With more people staying at home in Arkansas, a need for home improvement specialists has risen.

FAYETTEVILLE, Ark. — With job losses and no income, buying a home doesn't seem likely for many Arkansans during the COVID-19 pandemic. But, the business of repairing or remodeling homes is booming. 

"Initially, in March and April, everyone was negatively affected, but over time I think larger businesses have gotten a little bit closer to normal." Mervin Jebaraj, Director for Business and Economic Research University of Arkansas, said. 

Arkansas is six months into the pandemic, and the local economy has taken a hit in the process. 

Restaurants have seen a 35% decline in revenue compared to last year. Hospitality has also taken a hit with several travel bans and venue closures. But, one industry that is still up and running - home improvements. 

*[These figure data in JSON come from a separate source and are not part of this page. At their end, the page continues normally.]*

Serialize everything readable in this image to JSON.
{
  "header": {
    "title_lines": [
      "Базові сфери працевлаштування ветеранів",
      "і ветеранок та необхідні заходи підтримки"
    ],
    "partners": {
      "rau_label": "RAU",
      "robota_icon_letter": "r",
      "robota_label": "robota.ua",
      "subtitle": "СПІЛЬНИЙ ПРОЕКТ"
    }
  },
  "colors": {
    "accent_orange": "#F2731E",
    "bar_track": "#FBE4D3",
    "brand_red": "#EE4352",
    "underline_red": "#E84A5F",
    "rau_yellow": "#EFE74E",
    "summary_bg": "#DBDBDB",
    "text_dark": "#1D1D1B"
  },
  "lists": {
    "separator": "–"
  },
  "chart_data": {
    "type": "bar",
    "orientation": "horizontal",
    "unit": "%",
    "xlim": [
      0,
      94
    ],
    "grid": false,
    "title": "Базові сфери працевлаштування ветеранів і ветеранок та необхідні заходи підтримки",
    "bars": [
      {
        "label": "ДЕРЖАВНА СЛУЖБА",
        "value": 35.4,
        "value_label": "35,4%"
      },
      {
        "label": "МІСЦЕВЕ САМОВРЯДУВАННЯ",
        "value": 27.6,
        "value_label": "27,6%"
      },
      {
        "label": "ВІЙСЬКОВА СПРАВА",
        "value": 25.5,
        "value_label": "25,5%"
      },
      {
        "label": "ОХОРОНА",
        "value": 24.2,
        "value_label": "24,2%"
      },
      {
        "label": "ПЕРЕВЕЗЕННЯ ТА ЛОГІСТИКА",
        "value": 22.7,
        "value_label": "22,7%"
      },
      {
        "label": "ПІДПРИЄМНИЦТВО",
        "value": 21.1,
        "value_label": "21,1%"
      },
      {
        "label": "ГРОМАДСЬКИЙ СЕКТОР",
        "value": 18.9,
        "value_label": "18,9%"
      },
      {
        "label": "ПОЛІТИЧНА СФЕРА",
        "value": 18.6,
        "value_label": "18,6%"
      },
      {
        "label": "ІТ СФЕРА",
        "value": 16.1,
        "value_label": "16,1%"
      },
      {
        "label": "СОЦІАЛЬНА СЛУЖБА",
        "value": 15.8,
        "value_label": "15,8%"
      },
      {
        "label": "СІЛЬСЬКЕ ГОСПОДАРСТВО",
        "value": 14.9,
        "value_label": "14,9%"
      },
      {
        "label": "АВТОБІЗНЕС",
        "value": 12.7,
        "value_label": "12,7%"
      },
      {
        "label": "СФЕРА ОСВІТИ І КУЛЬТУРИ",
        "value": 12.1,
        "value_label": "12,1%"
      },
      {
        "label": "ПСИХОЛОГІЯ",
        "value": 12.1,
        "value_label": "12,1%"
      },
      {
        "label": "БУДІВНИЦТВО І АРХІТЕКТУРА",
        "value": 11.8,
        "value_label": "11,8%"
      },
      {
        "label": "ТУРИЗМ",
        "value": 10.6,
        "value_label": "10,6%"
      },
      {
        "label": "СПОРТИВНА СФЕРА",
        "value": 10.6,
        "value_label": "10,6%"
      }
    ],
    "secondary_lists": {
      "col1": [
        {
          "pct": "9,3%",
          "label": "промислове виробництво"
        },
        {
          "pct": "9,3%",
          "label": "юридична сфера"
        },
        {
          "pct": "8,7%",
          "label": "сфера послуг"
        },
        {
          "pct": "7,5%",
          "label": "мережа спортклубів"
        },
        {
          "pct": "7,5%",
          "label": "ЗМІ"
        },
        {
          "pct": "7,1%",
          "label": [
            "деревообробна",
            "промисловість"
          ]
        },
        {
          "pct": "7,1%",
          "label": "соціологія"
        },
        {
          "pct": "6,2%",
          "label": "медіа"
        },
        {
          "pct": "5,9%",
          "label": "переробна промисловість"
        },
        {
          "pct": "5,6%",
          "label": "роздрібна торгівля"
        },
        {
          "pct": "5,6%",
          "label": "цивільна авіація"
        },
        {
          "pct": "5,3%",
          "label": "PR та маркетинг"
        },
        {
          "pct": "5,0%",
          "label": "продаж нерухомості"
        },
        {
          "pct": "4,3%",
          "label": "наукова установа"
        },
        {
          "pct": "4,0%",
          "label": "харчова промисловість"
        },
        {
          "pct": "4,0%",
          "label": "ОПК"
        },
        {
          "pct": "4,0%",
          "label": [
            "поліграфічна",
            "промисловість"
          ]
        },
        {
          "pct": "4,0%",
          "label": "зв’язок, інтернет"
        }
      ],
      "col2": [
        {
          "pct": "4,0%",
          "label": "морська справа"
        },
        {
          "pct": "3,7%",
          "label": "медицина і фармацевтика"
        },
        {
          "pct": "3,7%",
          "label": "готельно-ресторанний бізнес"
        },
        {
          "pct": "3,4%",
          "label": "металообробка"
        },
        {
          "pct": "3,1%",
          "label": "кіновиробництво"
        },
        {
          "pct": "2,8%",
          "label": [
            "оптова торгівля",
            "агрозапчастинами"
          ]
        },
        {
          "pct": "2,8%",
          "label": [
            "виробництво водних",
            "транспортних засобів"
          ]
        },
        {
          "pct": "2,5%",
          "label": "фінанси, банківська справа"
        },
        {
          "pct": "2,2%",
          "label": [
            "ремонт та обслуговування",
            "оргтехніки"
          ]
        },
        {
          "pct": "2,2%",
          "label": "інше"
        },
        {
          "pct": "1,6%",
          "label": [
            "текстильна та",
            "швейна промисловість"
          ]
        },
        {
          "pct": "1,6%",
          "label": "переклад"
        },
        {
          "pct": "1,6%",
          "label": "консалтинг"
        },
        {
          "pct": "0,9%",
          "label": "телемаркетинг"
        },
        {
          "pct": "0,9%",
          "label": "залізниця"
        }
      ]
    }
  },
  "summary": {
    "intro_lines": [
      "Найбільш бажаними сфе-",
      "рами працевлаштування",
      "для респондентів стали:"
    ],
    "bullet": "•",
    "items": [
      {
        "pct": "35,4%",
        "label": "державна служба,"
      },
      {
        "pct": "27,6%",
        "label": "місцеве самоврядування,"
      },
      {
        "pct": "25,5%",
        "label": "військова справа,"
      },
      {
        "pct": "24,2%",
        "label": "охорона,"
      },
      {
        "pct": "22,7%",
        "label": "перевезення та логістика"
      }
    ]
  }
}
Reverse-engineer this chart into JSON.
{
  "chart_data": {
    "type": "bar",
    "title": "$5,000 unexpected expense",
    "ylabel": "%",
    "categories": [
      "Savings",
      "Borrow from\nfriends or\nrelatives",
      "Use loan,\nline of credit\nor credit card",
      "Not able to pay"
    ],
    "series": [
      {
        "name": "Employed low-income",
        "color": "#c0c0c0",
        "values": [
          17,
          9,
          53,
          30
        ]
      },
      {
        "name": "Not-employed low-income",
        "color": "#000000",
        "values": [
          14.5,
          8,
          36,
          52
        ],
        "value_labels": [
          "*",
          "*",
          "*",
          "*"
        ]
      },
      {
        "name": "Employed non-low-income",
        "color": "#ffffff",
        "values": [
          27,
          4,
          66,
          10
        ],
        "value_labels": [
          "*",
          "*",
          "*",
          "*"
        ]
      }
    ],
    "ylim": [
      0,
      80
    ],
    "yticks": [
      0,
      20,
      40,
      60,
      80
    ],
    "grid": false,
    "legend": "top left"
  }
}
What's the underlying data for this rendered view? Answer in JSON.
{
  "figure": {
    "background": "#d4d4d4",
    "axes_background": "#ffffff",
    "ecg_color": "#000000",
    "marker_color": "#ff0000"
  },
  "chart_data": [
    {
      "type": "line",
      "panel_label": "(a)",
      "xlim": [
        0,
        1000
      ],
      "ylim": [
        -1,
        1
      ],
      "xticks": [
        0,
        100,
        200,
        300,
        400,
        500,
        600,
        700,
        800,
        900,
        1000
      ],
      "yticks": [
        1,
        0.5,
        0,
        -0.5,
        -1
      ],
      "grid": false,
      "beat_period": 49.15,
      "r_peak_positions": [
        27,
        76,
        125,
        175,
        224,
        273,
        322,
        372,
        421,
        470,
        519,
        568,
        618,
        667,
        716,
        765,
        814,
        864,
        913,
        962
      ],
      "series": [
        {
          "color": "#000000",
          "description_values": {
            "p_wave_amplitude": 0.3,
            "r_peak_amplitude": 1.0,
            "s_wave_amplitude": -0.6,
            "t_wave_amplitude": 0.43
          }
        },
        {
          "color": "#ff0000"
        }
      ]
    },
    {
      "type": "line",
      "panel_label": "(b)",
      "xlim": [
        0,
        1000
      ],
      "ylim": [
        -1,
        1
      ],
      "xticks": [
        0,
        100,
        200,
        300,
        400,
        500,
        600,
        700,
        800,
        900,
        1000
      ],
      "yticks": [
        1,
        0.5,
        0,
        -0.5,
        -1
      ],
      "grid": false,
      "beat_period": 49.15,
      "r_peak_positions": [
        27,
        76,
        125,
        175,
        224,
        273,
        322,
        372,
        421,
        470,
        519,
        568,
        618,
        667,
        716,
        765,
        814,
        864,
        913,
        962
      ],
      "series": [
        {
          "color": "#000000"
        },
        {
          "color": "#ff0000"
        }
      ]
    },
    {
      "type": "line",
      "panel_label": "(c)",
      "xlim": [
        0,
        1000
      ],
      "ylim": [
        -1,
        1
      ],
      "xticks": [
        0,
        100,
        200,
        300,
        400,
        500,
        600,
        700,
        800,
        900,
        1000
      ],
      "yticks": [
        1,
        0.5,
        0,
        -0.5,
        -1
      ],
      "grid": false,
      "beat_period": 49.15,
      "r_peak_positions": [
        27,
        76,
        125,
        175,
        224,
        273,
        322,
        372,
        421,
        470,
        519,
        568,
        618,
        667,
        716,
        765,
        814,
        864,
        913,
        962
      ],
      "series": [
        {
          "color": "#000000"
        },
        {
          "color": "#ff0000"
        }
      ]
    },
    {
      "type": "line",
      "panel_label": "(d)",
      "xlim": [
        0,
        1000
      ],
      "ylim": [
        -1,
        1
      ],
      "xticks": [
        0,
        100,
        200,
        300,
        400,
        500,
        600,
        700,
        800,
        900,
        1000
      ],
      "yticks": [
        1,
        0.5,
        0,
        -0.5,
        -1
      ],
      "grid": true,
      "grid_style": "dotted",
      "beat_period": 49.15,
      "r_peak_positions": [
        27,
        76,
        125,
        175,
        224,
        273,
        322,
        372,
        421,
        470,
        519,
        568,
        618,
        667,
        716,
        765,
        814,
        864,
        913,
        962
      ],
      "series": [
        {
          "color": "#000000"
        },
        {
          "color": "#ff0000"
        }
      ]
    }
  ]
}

"That sector of the economy has done well has done better in some respects because you have this extra cash that you cannot spend at restaurants," Jebaraj said. 

Jorge Carlos is an independent contractor for a property owner in Fayetteville. He says business has been relatively stable. 

"Got to wait a day or two in certain things, but other than that, we've been blessed," Carlos told 5NEWS.

Carlos has spoken with others in the industry, and they tell him the same news. 

"I talk to different contractors at the store and wherever you meet, "Hey, how you been," or just a phone call, and we pretty much all stay busy," he said.  

Carlos says there are around 200 properties that he helps maintain. His wife has been laid off during the pandemic, which Carlos says makes his employment even more critical. He has been in Northwest Arkansas since 2008 and he thinks the area is unique when it comes to economic recoveries. 

"COVID-19 hit us, and the majority of the people are still working and are still able to provide a lot of us don't understand we're in a spot that we're pretty fortunate to be in," Carlos said.